Michael Herzog, a retired brigadier general in the Israel Defense Forces (IDF), is the Israel-based Milton Fine International Fellow of The Washington Institute. Over the last decade General Herzog has held senior positions in the office of Israel’s minister of defense under ministers Ehud Barak, Amir Peretz, Shaul Mofaz, and Binyamin Ben-Eliezer. From September 2006 to October 2009, General Herzog served as chief of staff to Israel’s minister of defense. From November 2001 to July 2004, he served as senior military aide (“military secretary”) to the Israeli minister of defense. In that capacity, he acted as the liaison between the defense minister and the IDF, prime minister’s office, intelligence community, and Israeli defense establishment. Since 1993, General Herzog has played a key role in the Arab-Israeli peace process, participating in most of Israel’s negotiations with the Palestinians, Jordanians, and Syrians, including the Wye Plantation summit, Camp David summit, the Taba negotiations, and the Annapolis summit and subsequent negotiations.

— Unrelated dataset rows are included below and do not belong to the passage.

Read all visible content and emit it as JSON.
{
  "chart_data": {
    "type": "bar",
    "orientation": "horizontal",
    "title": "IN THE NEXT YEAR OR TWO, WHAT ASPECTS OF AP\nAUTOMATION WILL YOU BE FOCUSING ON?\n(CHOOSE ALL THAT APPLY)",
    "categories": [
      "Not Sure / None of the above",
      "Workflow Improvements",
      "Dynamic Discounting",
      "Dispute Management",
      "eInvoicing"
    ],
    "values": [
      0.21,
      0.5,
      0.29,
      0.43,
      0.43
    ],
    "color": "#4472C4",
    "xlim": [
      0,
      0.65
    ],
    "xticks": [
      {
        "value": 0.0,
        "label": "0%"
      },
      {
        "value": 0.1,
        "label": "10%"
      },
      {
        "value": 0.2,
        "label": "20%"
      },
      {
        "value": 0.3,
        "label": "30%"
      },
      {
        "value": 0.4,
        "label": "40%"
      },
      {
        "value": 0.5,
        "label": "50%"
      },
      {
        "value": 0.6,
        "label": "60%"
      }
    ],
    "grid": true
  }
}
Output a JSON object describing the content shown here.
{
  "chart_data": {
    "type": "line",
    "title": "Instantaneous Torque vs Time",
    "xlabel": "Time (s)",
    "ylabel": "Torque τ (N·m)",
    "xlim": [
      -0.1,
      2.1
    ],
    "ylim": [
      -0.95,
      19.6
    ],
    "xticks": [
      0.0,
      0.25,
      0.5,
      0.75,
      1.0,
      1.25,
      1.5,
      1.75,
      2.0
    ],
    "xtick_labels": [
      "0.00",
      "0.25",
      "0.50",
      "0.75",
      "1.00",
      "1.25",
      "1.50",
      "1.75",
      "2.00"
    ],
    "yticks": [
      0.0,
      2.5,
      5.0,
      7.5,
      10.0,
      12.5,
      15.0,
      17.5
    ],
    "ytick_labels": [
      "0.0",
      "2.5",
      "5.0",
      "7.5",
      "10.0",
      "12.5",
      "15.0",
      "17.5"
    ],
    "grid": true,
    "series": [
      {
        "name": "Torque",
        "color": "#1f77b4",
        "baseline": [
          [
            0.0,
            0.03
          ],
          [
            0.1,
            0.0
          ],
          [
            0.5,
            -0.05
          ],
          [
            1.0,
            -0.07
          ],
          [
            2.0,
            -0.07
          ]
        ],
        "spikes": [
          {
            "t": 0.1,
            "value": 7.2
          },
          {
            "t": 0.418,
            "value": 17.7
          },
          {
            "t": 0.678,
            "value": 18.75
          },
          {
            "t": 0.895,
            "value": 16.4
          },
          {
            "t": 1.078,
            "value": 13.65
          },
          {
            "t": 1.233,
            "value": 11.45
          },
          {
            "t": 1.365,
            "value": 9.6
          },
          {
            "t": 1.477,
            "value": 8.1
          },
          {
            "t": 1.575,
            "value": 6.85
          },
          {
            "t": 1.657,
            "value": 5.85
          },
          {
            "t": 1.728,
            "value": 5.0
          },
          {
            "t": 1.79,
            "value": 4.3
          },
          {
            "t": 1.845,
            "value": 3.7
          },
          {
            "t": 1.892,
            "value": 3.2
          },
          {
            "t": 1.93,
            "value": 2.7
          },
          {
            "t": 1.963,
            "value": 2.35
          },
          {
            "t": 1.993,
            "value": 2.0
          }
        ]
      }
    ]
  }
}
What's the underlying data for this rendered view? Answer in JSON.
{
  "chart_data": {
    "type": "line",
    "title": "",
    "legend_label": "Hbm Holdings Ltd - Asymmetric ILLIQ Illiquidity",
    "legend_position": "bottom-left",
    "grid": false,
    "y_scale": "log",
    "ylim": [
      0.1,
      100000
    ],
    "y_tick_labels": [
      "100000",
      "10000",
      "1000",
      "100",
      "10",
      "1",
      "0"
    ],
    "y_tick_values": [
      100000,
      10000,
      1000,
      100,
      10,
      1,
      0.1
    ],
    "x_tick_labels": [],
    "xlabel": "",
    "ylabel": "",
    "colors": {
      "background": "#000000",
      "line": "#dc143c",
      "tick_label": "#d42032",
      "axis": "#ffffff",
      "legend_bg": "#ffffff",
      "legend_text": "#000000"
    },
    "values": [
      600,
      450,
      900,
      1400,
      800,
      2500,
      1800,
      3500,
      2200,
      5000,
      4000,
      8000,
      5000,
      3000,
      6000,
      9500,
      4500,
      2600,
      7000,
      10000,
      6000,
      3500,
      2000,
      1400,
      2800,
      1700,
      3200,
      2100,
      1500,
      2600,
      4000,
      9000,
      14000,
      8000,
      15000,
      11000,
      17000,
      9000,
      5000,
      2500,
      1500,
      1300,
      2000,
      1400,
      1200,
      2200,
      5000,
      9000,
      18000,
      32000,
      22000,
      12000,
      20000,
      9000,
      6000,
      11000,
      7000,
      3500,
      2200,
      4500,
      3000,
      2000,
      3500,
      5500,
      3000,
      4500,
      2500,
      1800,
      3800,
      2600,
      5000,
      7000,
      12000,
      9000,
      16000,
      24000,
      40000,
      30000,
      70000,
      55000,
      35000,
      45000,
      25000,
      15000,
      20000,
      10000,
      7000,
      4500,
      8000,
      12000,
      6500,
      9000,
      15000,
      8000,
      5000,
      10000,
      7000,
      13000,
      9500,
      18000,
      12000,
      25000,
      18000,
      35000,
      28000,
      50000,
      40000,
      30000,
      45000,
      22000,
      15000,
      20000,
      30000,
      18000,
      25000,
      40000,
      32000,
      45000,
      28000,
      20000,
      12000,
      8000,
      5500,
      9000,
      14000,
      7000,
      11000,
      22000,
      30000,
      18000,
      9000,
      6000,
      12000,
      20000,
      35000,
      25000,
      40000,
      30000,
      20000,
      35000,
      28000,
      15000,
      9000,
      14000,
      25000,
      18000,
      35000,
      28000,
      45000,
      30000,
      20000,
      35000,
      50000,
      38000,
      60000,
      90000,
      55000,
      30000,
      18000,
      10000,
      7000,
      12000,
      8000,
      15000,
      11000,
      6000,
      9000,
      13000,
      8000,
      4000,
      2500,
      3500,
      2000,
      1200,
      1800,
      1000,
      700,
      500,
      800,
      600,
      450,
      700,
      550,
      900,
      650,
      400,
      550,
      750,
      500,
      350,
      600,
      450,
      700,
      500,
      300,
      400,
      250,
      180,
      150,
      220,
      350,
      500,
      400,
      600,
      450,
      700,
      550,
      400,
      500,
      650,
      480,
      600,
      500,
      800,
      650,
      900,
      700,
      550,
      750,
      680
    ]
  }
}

Tony Badran is a Research Fellow at the Foundation for Defense of Democracies where his research includes U.S. policy towards Lebanon and Syria; Hezbollah’s international activities; Syrian foreign policy, with a focus on its regional relations with Iran, Turkey, Saudi Arabia, Iraq, Israel and Lebanon; Syria’s ties to militant non-state actors and terrorist groups; and Syria’s international relations, especially with Russia and the EU. Mr. Badran’s other research has dealt with Syria’s use of information warfare, as well as with the Syrian opposition movement. Mr. Badran’s writings have appeared in the Los Angeles Times, The Washington Post, ForeignAffairs.com, The Weekly Standard, Foreign Policy.com and The Jerusalem Post, among others. Mr. Badran also publishes a weekly column on Nowlebanon.com.
Hussain Abdul-Hussain is the Washington Bureau Chief of Kuwaiti newspaper Al Rai. He worked for Congress-funded Arabic TV, Alhurra, as news producer. Prior to joining Alhurra, he worked as reporter and later editor for Beirut’s The Daily Star. He published “A Quest for Democracy in a World of Realism: The Cases of Lebanon and Iran” (2009) and “Hezbollah: The State within a State” (2008) by the Hudson Institute. He has contributed articles to the New York Times, The Washington Post, The Christian Science Monitor, The International Herald Tribune, the USA Today and the Baltimore Sun and has appeared on CNN, MSNBC and the BBC. He often contributes editorials to Arabic daily Annahar of Lebanon, Egypt’s Al-Ahram Weekly Supplement as well as Al-Ahram’s Democracy Periodical, and Abu Dhabi’s The National. He runs News from Washington, and its sister site in Arabic.